CDC supports the FELTP, which trains a global workforce of field epidemiologists, or “disease detectives” to help keep people safe. Disease detectives are CDC’s “boots on the ground,” helping track, contain, and eliminate outbreaks before they become epidemics. CDC works closely with partner countries to establish FELTPs across the globe. Training programs create a cadre of well-trained disease detectives with the skills to gather critical data and turn it into action. Since starting at Addis Ababa University in 2009, the program has since expanded to seven additional universities.
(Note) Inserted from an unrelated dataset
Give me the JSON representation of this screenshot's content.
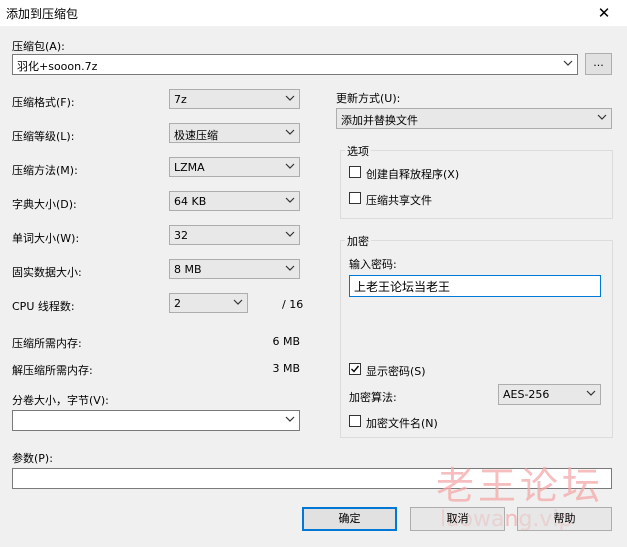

With 346 trainees (as of July 2018), it is now the largest advanced FETP in the world and just past the halfway mark in meeting the Joint External Evaluation (JEE) target of 1 graduate per 200,000 population (267/504 = 53%).
Ethiopia has been a Global Health Security Agenda (GHSA) partner since its launch in February 2014. The GHSA is a growing partnership of over 64 nations, international organizations, and nongovernmental stakeholders to help build countries’ capacity to create a world safe and secure from infectious disease threats and to elevate global health security as a national and global priority. Ethiopia’s GHSA Roadmap reflects activities across all action packages and continued efforts in the area of border health. Some of the milestones that Ethiopia has projected to complete with GHSA support include the following:
- Establishing a surveillance system for antimicrobial resistance and to use data to inform clinical practice and treatment policy,
- Expanding the number of field epidemiologists nationally and increasing the number of surveillance officers trained on basic epidemiology,
- Developing Ethiopia’s first biosafety and biosecurity monitoring and evaluation program to ensure safety and protection in laboratories and communities, and,
- Operationalizing the public health Emergency Operations Center to effectively and efficiently respond to outbreaks.
Vaccines prevent an estimated 2.5 million deaths among children under five every year. Yet one child dies every 20 seconds from a disease that could have been prevented by a vaccine. CDC provides technical and programmatic expertise to meet national immunization goals and international resolutions to eradicate polio, reduce measles death, and to strengthen the national routine immunization program in Ethiopia. CDC also provides technical assistance to Ethiopia on the introduction of new vaccines to the routine immunization schedule, and operational research on access, utilization, and demand barriers to vaccine delivery. CDC investigates circulating vaccine-derived poliovirus cases and provides operational support for acute flaccid paralysis surveillance and supplementary immunization activities.